La clarté la plus précoce, la plus morne du jour les enveloppait. Cohen s’anima le premier. Il redescendit de la cabine, ôta son manteau et le jeta dans la remorque. Quand il reprit sa place, Mariposa se redressa légèrement puis se pencha en avant pour qu’il l’aide à se débarrasser du sien, qui atterrit sur le plancher. Elle s’effondra en travers de la banquette, les mains jointes comme pour prier, la tête posée dessus. Cohen, lui, s’appuya à la portière, la tête contre la fenêtre. Quelques secondes plus tard, ils dormaient.
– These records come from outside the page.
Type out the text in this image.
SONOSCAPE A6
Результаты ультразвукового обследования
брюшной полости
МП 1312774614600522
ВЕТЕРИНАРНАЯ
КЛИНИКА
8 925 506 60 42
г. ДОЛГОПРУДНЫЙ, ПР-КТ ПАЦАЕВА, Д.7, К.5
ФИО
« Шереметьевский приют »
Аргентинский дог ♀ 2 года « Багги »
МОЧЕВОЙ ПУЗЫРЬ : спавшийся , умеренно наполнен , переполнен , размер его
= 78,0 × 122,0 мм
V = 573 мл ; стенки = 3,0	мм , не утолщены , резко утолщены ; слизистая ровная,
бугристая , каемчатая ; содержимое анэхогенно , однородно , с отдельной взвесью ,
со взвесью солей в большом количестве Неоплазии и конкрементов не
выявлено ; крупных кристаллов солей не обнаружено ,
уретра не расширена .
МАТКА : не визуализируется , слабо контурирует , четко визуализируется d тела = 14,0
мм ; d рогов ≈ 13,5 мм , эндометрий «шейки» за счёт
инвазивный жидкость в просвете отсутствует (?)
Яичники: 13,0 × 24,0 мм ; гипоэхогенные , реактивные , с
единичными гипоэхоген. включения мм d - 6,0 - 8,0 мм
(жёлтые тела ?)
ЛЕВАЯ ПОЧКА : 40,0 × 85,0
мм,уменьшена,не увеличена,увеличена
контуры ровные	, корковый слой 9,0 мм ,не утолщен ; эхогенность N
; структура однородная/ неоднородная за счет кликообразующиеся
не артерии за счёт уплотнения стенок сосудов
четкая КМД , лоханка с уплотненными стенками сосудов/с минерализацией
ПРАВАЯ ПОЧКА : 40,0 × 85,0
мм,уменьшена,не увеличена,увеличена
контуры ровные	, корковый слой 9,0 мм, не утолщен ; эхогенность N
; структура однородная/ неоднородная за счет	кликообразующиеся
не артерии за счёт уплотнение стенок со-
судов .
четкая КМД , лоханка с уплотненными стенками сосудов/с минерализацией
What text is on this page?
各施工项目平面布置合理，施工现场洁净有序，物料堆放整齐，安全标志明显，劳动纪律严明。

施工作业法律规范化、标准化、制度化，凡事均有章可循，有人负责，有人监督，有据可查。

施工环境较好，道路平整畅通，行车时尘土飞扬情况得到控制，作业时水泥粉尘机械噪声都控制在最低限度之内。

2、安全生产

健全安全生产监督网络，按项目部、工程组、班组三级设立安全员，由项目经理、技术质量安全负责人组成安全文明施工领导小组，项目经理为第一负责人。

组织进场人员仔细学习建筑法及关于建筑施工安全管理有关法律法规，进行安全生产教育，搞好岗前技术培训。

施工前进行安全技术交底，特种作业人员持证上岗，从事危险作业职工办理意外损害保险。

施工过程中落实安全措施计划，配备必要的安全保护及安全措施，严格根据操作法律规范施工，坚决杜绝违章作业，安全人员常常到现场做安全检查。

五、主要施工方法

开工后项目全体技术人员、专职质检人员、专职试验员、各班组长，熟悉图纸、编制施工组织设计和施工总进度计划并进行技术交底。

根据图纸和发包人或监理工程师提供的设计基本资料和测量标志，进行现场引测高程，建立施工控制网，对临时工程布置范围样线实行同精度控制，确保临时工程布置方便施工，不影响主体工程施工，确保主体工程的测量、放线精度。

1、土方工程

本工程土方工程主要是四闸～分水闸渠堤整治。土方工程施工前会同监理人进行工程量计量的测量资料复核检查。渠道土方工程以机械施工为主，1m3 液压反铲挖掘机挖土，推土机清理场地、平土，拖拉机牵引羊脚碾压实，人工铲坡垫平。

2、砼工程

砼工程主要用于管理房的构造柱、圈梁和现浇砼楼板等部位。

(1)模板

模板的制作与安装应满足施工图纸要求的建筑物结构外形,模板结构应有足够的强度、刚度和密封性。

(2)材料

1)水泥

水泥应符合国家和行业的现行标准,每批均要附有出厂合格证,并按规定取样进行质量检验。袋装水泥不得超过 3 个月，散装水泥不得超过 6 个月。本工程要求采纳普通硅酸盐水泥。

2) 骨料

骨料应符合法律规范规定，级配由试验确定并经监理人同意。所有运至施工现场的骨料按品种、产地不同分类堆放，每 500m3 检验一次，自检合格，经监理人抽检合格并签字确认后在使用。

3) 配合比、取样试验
La tempête avait ravagé ce qui restait de la ville, soufflant les devantures, arrachant l’auvent qui faisait le tour de la place, jetant ses morceaux dans les arbres ou les fenêtres alentour. Les égouts débordaient. Les gens pataugeaient dans l’eau jusqu’aux mollets parmi les ordures, les branches tombées, les bouteilles, les vêtements, les animaux crevés et Dieu savait quoi encore. Les bâtiments aussi étaient inondés, et l’eau continuait à monter car la pluie persistait.
Evan et Brisco avaient passé le plus gros de la tempête dans la réserve de la cafétéria, assis sous une table en Inox aux pieds épais. Big Jim, lui, s’était installé sur une chaise au fond de la salle principale, le fusil braqué vers la vitrine disparue, prêt à accueillir quiconque se montrerait à la moindre accalmie.
La moindre accalmie arriva à l’aube. Le vent restait puissant et la pluie diluvienne, mais cet aspect-là des choses ne faisait peur à personne. Des têtes apparurent aux fenêtres, aux portes, au coin des rues. Les curieux découvrirent alors que le monde entier leur était accessible. À partir de là, des bandes de zonards s’introduisirent dans les immeubles pour y prendre tout ce qui était transportable, meubles et cadres, cuvettes de toilettes et boîtes dont ils ne connaissaient même pas le contenu, faute de les avoir ouvertes. Des cris de triomphe accompagnaient le pillage, comme si les voleurs découvraient des trésors sans prix capables de forger le destin, au lieu des restes sans valeur d’une vie autrefois normale.